转载

Protocol Buffer入门简介

一、Protocol buffers简述

特点

Protocol buffers are a language-neutral, platform-neutral extensible mechanism for serializing structured data.

语言中立，平台中立
序列化结构化数据

protocol核心学习点

protocol buffer 语法 https://developers.google.com/protocol-buffers/docs/proto
proto3语法 https://developers.google.com/protocol-buffers/docs/proto3
buffer如何进行序列化以及反序列化 https://developers.google.com/protocol-buffers/docs/encoding

优势

simpler（简单）
smaller（文件小）
faster（序列化与反序列化速度快）
支持多种语言，相对于xml更易于程序处理

主要是由于采用protocol方式生成的binary format文件相比于xml格式的更小，序列化，反序列化，网络传输过程中有更大优势。

历史演变主要解决的问题

协议不同版本的字段变换时带来的兼容性问题
协议能够带来了更好的自描述，能够被不同语言处理

演变历程

自动产生序列化与反序列化代码-》 如何使用？
利用protocol buffer自描述能力，用于大数据存储-》 如何存储，效率问题如何？
能够使用编译器能够自动生成服务端stub程序-》 如何生成？

二、Proto3 buffer语法格式

暂时跳过proto2的语法格式

2.1 Defining A Message Type

如何在proto文件中定义一个消息类型？

syntax = "proto3"

message request {
    string name = 1；
    string age=2；
    int32 page_numer = 3；
    int32 result_per_page = 4;
}

proto messge主要有field types, field name以及field number构成。

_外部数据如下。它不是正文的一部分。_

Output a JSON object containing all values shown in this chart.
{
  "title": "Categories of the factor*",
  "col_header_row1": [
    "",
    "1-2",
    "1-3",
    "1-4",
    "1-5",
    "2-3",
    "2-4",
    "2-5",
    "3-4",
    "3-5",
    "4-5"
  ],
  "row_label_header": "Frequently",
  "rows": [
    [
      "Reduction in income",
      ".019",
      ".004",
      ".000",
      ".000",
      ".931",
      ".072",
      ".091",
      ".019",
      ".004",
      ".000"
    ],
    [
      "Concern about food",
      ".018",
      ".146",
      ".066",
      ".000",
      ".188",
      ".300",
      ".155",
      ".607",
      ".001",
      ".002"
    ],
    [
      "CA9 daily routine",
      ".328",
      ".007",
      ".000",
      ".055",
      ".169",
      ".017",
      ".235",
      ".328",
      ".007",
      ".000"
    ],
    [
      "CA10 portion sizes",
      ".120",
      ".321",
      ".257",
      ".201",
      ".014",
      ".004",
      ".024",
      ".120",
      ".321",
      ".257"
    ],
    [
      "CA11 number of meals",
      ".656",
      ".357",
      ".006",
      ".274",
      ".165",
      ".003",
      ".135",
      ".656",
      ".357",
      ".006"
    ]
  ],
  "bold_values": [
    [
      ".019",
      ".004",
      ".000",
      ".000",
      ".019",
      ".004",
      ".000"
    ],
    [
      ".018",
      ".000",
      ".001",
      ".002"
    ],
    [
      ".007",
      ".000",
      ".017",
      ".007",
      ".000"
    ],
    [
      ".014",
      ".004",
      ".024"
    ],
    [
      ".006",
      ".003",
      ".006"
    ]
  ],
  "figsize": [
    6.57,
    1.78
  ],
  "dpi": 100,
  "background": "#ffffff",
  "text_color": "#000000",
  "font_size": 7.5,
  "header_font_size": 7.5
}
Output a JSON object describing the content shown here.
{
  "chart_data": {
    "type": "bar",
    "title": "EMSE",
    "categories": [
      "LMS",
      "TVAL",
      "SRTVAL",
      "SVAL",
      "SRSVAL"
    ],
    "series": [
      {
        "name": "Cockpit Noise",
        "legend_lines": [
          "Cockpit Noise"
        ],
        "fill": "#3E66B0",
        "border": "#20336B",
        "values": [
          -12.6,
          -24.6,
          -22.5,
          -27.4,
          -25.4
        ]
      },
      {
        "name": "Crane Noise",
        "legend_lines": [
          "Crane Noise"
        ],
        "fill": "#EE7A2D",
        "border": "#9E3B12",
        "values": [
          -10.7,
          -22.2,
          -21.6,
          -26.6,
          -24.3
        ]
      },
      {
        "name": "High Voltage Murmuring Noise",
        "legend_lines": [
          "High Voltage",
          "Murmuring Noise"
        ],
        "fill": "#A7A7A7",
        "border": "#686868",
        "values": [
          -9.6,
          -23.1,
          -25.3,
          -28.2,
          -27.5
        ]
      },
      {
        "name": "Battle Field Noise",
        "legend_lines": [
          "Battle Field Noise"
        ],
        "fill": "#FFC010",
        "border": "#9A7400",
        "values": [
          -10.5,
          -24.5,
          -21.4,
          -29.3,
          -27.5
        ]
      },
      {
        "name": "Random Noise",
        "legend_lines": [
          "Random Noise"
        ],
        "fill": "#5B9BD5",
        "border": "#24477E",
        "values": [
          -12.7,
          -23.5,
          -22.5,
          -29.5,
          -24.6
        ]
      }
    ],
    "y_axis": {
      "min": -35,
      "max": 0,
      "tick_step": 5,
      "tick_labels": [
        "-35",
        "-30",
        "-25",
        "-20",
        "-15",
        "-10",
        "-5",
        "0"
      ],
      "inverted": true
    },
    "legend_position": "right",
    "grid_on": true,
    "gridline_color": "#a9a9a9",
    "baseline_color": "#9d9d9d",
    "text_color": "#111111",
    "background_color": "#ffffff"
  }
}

其中field number 【1-15】区间占用One Byte，【16-2047】占用两个bytes ，所以在message中fields个数不多的情况，尽量使用1-15之内的数值。

field number允许的值范围为【1-2的29次方-1（536870911）】，其中【19000-19999】为保留数值。

Adding Comments

proto use c/c++ style comments, //for line comments, / ... /for block comment

Reserved Fields

message ReservedTest{
    reserved 2, 6, 10 to max;
    reserved "name", "age";
}

Note:不能在同一行混用field name与number，必须分开保留。

2.2 编译proto文件

对于一个初学者来说，刚开始肯定会拿到一个proto文件，拿到此文件后如何下手？大致步骤如下：

安装编译环境，protocol buffer compiler能够根据不同的客户端语言，生成对应的代码,规则如下

For C++, the compiler generates a .h and .cc file from each .proto, with a class for each message type described in your file.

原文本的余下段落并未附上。